Mas a mensagem hawkish não conseguiu impulsionar o iene. Em vez disso, a moeda se desvalorizava, já que os investidores se concentraram na dissidência de duas autoridades, que argumentaram que o Banco do Japão deveria manter a paciência ao elevar os custos dos empréstimos.
O presidente do Banco do Japão, Kazuo Ueda, afirmou que, com a inflação subjacente se aproximando de 2%, o foco do banco mudou de impulsionar os preços em direção à meta para se proteger contra um excesso de inflação.

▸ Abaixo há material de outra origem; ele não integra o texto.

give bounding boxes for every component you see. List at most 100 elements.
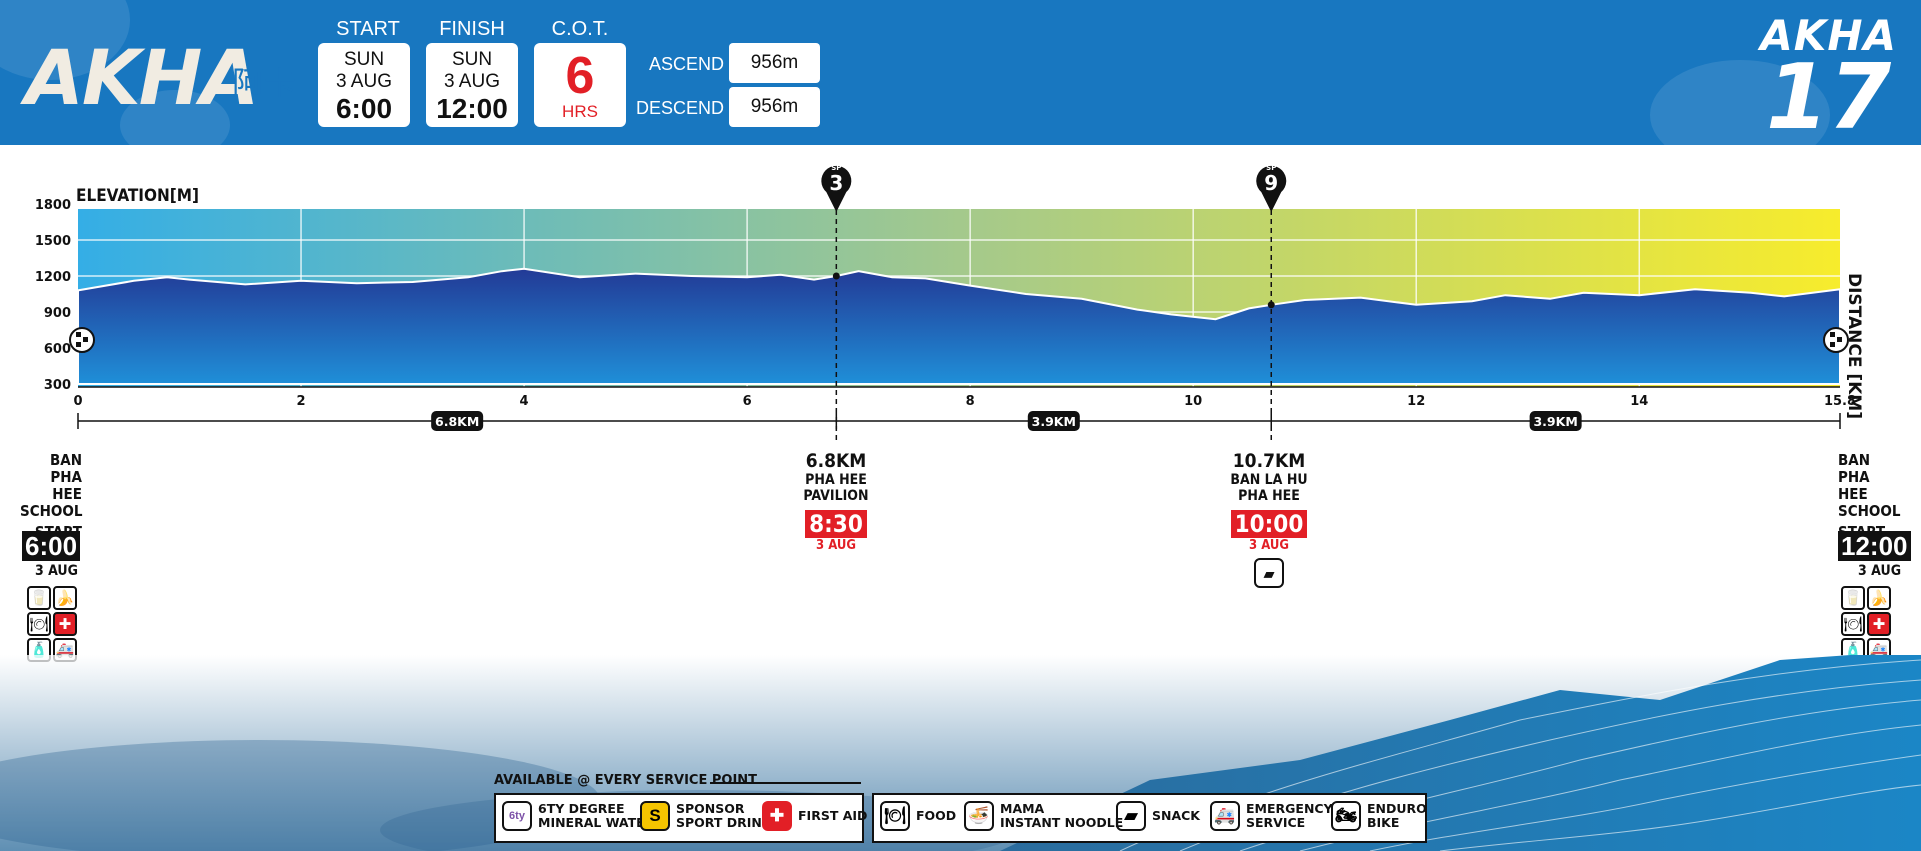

“Se os riscos de a inflação subjacente ultrapassar 2% se concretizarem, isso poderá ter um impacto negativo na economia do Japão”, disse ele em uma coletiva de imprensa.
“É importante estabilizar a inflação subjacente em 2%. Nossa fase de política monetária mudou”, disse Ueda em sua declaração mais enfática até o momento sobre a determinação do banco central em combater as pressões sobre os preços por meio de aumentos contínuos dos juros.
Ueda disse que não descartaria nem aumentos consecutivos nem altas de 50 pontos-base. Ele ressaltou, no entanto, que o Banco do Japão pretende agir preventivamente para evitar ser forçado a tomar medidas drásticas que possam desestabilizar os mercados financeiros.